What does it take to run Julia without libc? Not fully baremetal, might be a later goal…
Very few languages run without libc, e.g. glibc. Zig is an exception but also works with.
One option is to bundle with another libc such as this one where I see:
Compared with glibc, you should expect Cosmopolitan to be almost as fast, but with an order of a magnitude tinier code size. […]
In the case of the most important libc function, memcpy(), Cosmopolitan outperformed every other open source library tested. […] What makes Cosmopolitan so fast here is it uses uses several different memory copying strategies.
I was watching a Linus Torvalds video where he claimed glibc is a hindrance to binary executables on desktop Linux (i.e. they’re not bug-compatible, changing the API). Is glibc the only dependency (besides the kernel itself) that’s not statically linked?
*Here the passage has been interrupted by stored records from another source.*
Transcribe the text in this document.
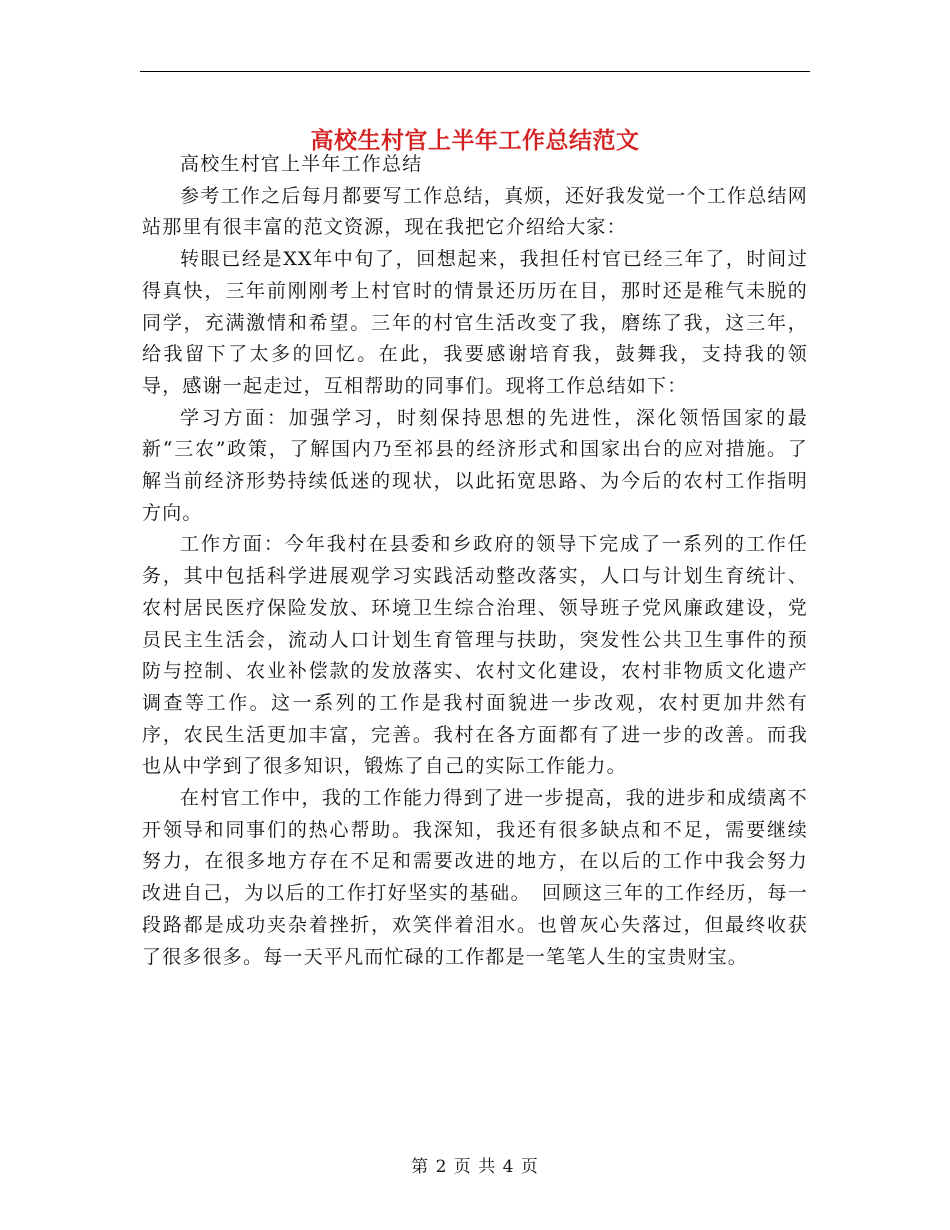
高校生村官上半年工作总结范文

高校生村官上半年工作总结

参考工作之后每月都要写工作总结，真烦，还好我发觉一个工作总结网站那里有很丰富的范文资源，现在我把它介绍给大家：

转眼已经是XX年中旬了，回想起来，我担任村官已经三年了，时间过得真快，三年前刚刚考上村官时的情景还历历在目，那时还是稚气未脱的同学，充满激情和希望。三年的村官生活改变了我，磨练了我，这三年，给我留下了太多的回忆。在此，我要感谢培育我，鼓舞我，支持我的领导，感谢一起走过，互相帮助的同事们。现将工作总结如下：

学习方面：加强学习，时刻保持思想的先进性，深化领悟国家的最新“三农”政策，了解国内乃至祁县的经济形式和国家出台的应对措施。了解当前经济形势持续低迷的现状，以此拓宽思路、为今后的农村工作指明方向。

工作方面：今年我村在县委和乡政府的领导下完成了一系列的工作任务，其中包括科学进展观学习实践活动整改落实，人口与计划生育统计、农村居民医疗保险发放、环境卫生综合治理、领导班子党风廉政建设，党员民主生活会，流动人口计划生育管理与扶助，突发性公共卫生事件的预防与控制、农业补偿款的发放落实、农村文化建设，农村非物质文化遗产调查等工作。这一系列的工作是我村面貌进一步改观，农村更加井然有序，农民生活更加丰富，完善。我村在各方面都有了进一步的改善。而我也从中学到了很多知识，锻炼了自己的实际工作能力。

在村官工作中，我的工作能力得到了进一步提高，我的进步和成绩离不开领导和同事们的热心帮助。我深知，我还有很多缺点和不足，需要继续努力，在很多地方存在不足和需要改进的地方，在以后的工作中我会努力改进自己，为以后的工作打好坚实的基础。　回顾这三年的工作经历，每一段路都是成功夹杂着挫折，欢笑伴着泪水。也曾灰心失落过，但最终收获了很多很多。每一天平凡而忙碌的工作都是一笔笔人生的宝贵财宝。

第 2 页 共 4 页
With Julia having musl support, implicit is that the default build is using glibc (and in neither case not bundled with).
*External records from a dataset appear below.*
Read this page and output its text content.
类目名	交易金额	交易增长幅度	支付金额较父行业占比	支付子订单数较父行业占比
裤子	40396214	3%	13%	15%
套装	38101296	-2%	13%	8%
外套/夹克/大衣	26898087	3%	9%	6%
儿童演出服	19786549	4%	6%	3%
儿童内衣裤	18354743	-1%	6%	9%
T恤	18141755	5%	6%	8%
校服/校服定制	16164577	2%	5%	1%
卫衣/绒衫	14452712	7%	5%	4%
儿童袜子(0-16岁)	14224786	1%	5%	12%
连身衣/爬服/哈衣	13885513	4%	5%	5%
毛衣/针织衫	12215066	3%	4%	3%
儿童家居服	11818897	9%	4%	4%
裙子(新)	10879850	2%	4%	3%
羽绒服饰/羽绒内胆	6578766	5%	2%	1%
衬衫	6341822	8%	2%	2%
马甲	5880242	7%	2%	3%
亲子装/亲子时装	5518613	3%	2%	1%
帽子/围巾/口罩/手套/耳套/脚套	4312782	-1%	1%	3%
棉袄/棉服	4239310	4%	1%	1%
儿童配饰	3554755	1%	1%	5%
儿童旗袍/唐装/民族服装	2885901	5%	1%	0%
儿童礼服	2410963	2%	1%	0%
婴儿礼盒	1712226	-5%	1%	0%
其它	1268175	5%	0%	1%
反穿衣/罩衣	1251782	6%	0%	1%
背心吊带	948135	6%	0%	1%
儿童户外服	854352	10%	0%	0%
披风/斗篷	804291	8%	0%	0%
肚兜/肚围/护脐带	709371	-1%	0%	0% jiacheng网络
That library, Cosmopolitan, is also much smaller than musl, so I’m curous what people may be missing out on, or if Julia could work with it.
In short, what does Julia require from libc? Also malloc etc. nothing I can’t imagine not provided, but in general I’m curious what’s the need for libc rather than (calling straight to the kernal; e.g. for allocation and) doing your own memory handling. The locale system is simplified in musl (almost only UTF-8), does it do much for Julia that Julia already doesn’t take care of?